Pair Corralation between Kamada and Evogene
Assuming the 90 days trading horizon Kamada is expected to generate 0.43 times more return on investment than Evogene. However, Kamada is 2.34 times less risky than Evogene. It trades about 0.0 of its potential returns per unit of risk. Evogene is currently generating about -0.2 per unit of risk. If you would invest 224,800 in Kamada on August 25, 2024 and sell it today you would lose (5,800) from holding Kamada or give up 2.58% of portfolio value over 90 days.

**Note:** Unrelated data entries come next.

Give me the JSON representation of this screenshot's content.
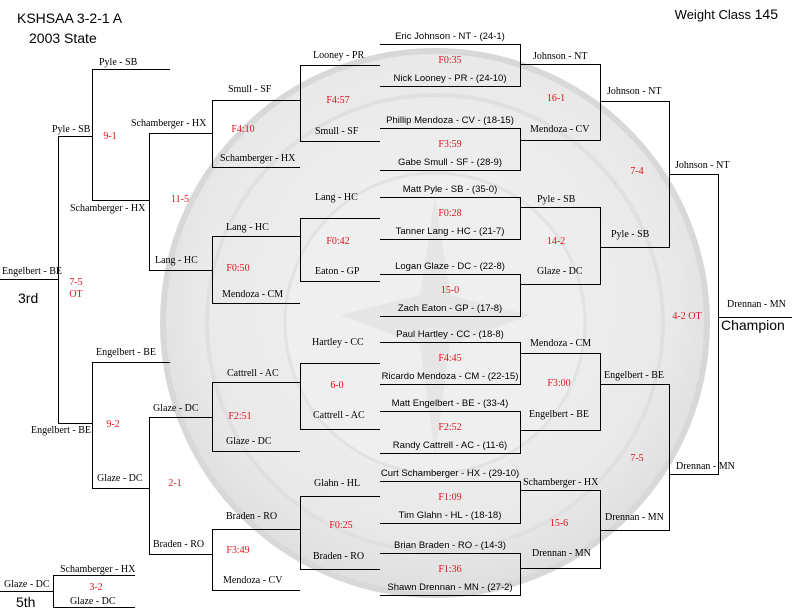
{
  "header": {
    "title_line1": "KSHSAA 3-2-1 A",
    "title_line2": "2003 State",
    "weight_class_label": "Weight Class",
    "weight_class_value": "145"
  },
  "places": {
    "third": "3rd",
    "champion": "Champion",
    "fifth": "5th"
  },
  "prelims": [
    {
      "name": "Eric Johnson - NT - (24-1)"
    },
    {
      "name": "Nick Looney - PR - (24-10)"
    },
    {
      "name": "Phillip Mendoza - CV - (18-15)"
    },
    {
      "name": "Gabe Smull - SF - (28-9)"
    },
    {
      "name": "Matt Pyle - SB - (35-0)"
    },
    {
      "name": "Tanner Lang - HC - (21-7)"
    },
    {
      "name": "Logan Glaze - DC - (22-8)"
    },
    {
      "name": "Zach Eaton - GP - (17-8)"
    },
    {
      "name": "Paul Hartley - CC - (18-8)"
    },
    {
      "name": "Ricardo Mendoza - CM - (22-15)"
    },
    {
      "name": "Matt Engelbert - BE - (33-4)"
    },
    {
      "name": "Randy Cattrell - AC - (11-6)"
    },
    {
      "name": "Curt Schamberger - HX - (29-10)"
    },
    {
      "name": "Tim Glahn - HL - (18-18)"
    },
    {
      "name": "Brian Braden - RO - (14-3)"
    },
    {
      "name": "Shawn Drennan - MN - (27-2)"
    }
  ],
  "prelim_scores": [
    "F0:35",
    "F3:59",
    "F0:28",
    "15-0",
    "F4:45",
    "F2:52",
    "F1:09",
    "F1:36"
  ],
  "quarters": {
    "names": [
      "Johnson - NT",
      "Mendoza - CV",
      "Pyle - SB",
      "Glaze - DC",
      "Mendoza - CM",
      "Engelbert - BE",
      "Schamberger - HX",
      "Drennan - MN"
    ],
    "scores": [
      "16-1",
      "14-2",
      "F3:00",
      "15-6"
    ]
  },
  "semis": {
    "names": [
      "Johnson - NT",
      "Pyle - SB",
      "Engelbert - BE",
      "Drennan - MN"
    ],
    "scores": [
      "7-4",
      "7-5"
    ]
  },
  "finals": {
    "names": [
      "Johnson - NT",
      "Drennan - MN"
    ],
    "score": "4-2 OT",
    "champion": "Drennan - MN"
  },
  "consolation": {
    "r1_names": [
      "Looney - PR",
      "Smull - SF",
      "Lang - HC",
      "Eaton - GP",
      "Hartley - CC",
      "Cattrell - AC",
      "Glahn - HL",
      "Braden - RO"
    ],
    "r1_scores": [
      "F4:57",
      "F0:42",
      "6-0",
      "F0:25"
    ],
    "r2_names": [
      "Smull - SF",
      "Schamberger - HX",
      "Lang - HC",
      "Mendoza - CM",
      "Cattrell - AC",
      "Glaze - DC",
      "Braden - RO",
      "Mendoza - CV"
    ],
    "r2_scores": [
      "F4:10",
      "F0:50",
      "F2:51",
      "F3:49"
    ],
    "r3_names": [
      "Schamberger - HX",
      "Lang - HC",
      "Glaze - DC",
      "Braden - RO"
    ],
    "r3_scores": [
      "11-5",
      "2-1"
    ],
    "r4_names": [
      "Pyle - SB",
      "Schamberger - HX",
      "Engelbert - BE",
      "Glaze - DC"
    ],
    "r4_scores": [
      "9-1",
      "9-2"
    ],
    "r5_names": [
      "Pyle - SB",
      "Engelbert - BE"
    ],
    "third_score": "7-5",
    "third_score_note": "OT",
    "third_winner": "Engelbert - BE",
    "fifth_names": [
      "Schamberger - HX",
      "Glaze - DC"
    ],
    "fifth_score": "3-2",
    "fifth_winner": "Glaze - DC"
  }
}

Time Period | 3 Months [change] |
Direction | Moves Against |
Strength | Insignificant |
Accuracy | 100.0% |
Values | Daily Returns |
Kamada vs. Evogene
Performance |
Timeline |
Kamada |
Evogene |
Kamada and Evogene Volatility Contrast
Predicted Return Density |
Returns |
Pair Trading with Kamada and Evogene
The main advantage of trading using opposite Kamada and Evogene positions is that it hedges away some unsystematic risk. Because of two separate transactions, even if Kamada position performs unexpectedly, Evogene can make up some of the losses. Pair trading also minimizes risk from directional movements in the market. For example, if an entire industry or sector drops because of unexpected headlines, the short position in Evogene will offset losses from the drop in Evogene's long position.Kamada vs. Kamada | Kamada vs. Teva Pharmaceutical Industries | Kamada vs. Tower Semiconductor | Kamada vs. Elbit Systems |
Evogene vs. Netz Hotels | Evogene vs. Migdal Insurance | Evogene vs. Harel Insurance Investments | Evogene vs. Menora Miv Hld |
Check out your portfolio center.Note that this page's information should be used as a complementary analysis to find the right mix of equity instruments to add to your existing portfolios or create a brand new portfolio. You can also try the Portfolio Manager module to state of the art Portfolio Manager to monitor and improve performance of your invested capital.